A new report out of the University of Houston shows that area residents remain wary of the long-term effects of operating data centers.

The recent survey from the University of Houston’s latest SPACE City Panel, conducted by the Center for Public Policy at the Hobby School of Public Affairs, shows that while 85 percent of Houston-area residents use AI, nearly 63 percent oppose the construction of AI data centers within 1 mile of their homes.

Respondents’ concerns centered around data centers’ high energy demand and the area’s power grid reliability. According to the survey, 32 percent of residents who oppose local data center projects would be more likely to support the centers if they relied on renewable energy over fossil fuels.

“Respondents understand that AI can bring economic and educational benefits, but they are also concerned about the physical infrastructure needed to fuel AI, especially data centers,” Soran Mohtadi, post-doctoral fellow at the Hobby School and a researcher on the report, said in a news release. “This physical infrastructure demands more electricity and water, leading to environmental impacts.”

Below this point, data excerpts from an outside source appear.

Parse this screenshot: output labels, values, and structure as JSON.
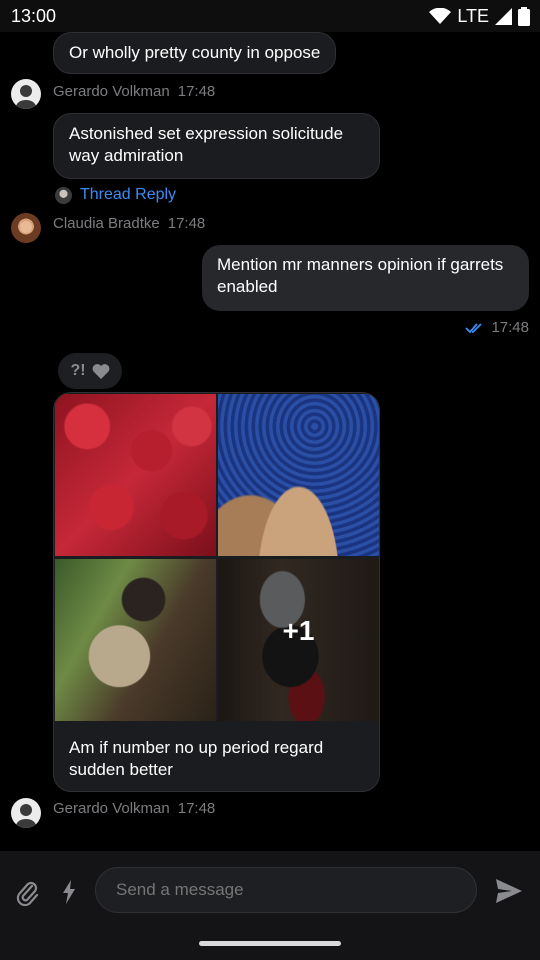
{
  "status_bar": {
    "time": "13:00",
    "network": "LTE",
    "icons": [
      "wifi-icon",
      "signal-icon",
      "battery-icon"
    ]
  },
  "messages": [
    {
      "text": "Or wholly pretty county in oppose"
    },
    {
      "author": "Gerardo Volkman",
      "time": "17:48"
    },
    {
      "text": "Astonished set expression solicitude way admiration"
    },
    {
      "thread_reply": "Thread Reply"
    },
    {
      "author": "Claudia Bradtke",
      "time": "17:48"
    },
    {
      "text": "Mention mr manners opinion if garrets enabled",
      "time": "17:48",
      "status": "read"
    },
    {
      "reaction": "?!",
      "gallery_more": "+1",
      "text": "Am if number no up period regard sudden better"
    },
    {
      "author": "Gerardo Volkman",
      "time": "17:48"
    }
  ],
  "composer": {
    "placeholder": "Send a message"
  },
  "colors": {
    "accent": "#3b8cf5",
    "bubble": "#1b1c1f",
    "mine_bubble": "#26282c",
    "meta": "#7c7d81"
  }
}
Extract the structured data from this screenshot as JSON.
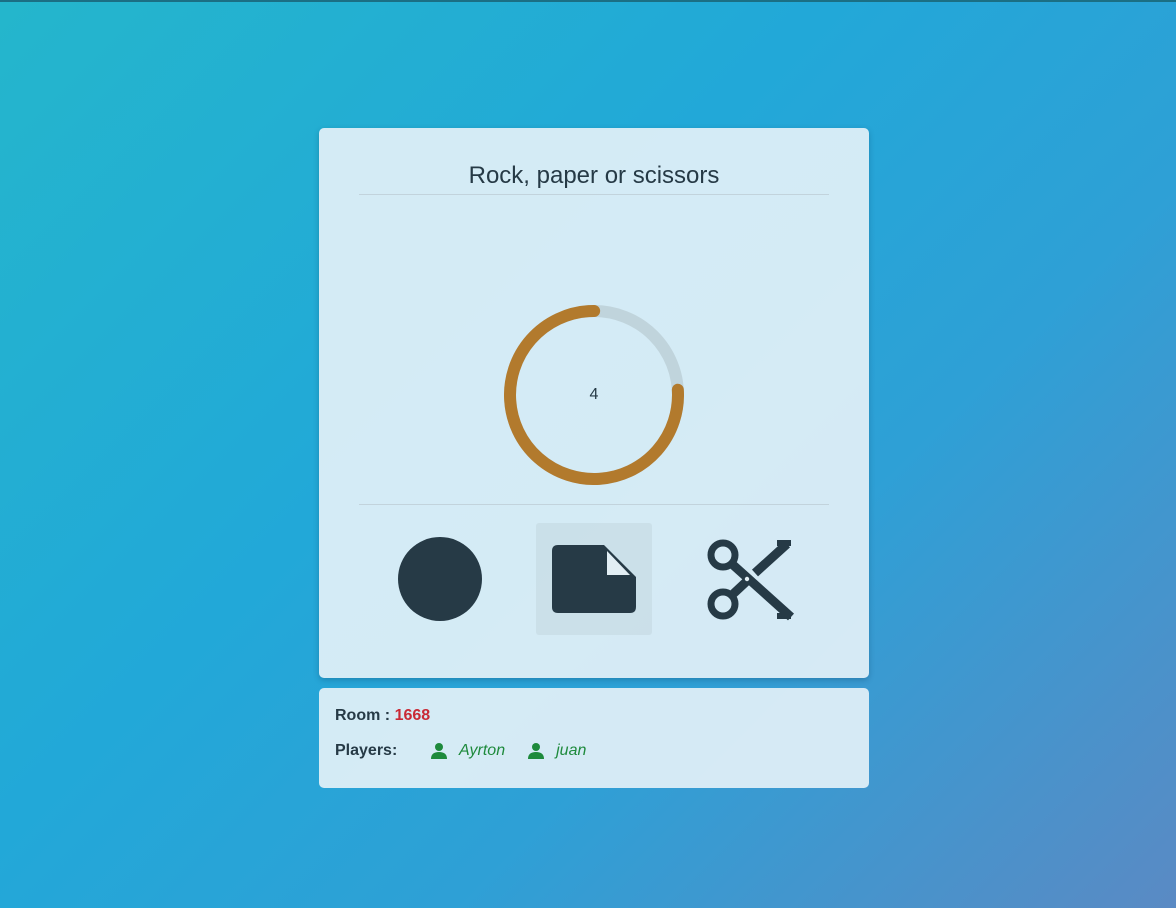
{
  "game": {
    "title": "Rock, paper or scissors",
    "timer": {
      "count": "4",
      "progress": 0.76,
      "color": "#b27a2d",
      "track_color": "#c0d4dc"
    },
    "choices": [
      {
        "name": "rock",
        "icon": "circle-icon",
        "selected": false
      },
      {
        "name": "paper",
        "icon": "paper-icon",
        "selected": true
      },
      {
        "name": "scissors",
        "icon": "scissors-icon",
        "selected": false
      }
    ]
  },
  "room": {
    "label": "Room :",
    "value": "1668",
    "value_color": "#c92a36"
  },
  "players": {
    "label": "Players:",
    "items": [
      {
        "name": "Ayrton",
        "icon": "person-icon"
      },
      {
        "name": "juan",
        "icon": "person-icon"
      }
    ],
    "color": "#1e8a3c"
  }
}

Experts estimate that 6.5 gigawatts of data center capacity will be added to the Texas grid by 2030. And Houston’s data center capacity is predicted to more than double by 2028.

The Electric Reliability Council of Texas also projects electricity demand could reach 218 gigawatts by 2031, which would be more than double the record peak set in August 2023. Data centers are expected to account for 86 gigawatts of that new demand.

Survey respondents also said they are concerned about the state's future water supply, given the large amounts of water that data centers need to stay cool.

In terms of who’s responsible for that issue, 57.6 percent of respondents said they put the onus on Texas lawmakers, while 31.5 percent say tech companies should be responsible.

Additionally, more than 75 percent of respondents believed that data center developers and technology companies—not residents—should bear the cost of infrastructure upgrades to support data centers.

“Every decision legislators make has implications on residents’ everyday lives and local infrastructure now and in the future,” Maria P. Perez Arguelles, lead researcher on the report and research assistant professor at the Hobby School, added in the news release. “This issue is going to become more important in years to come, so this is just the beginning.”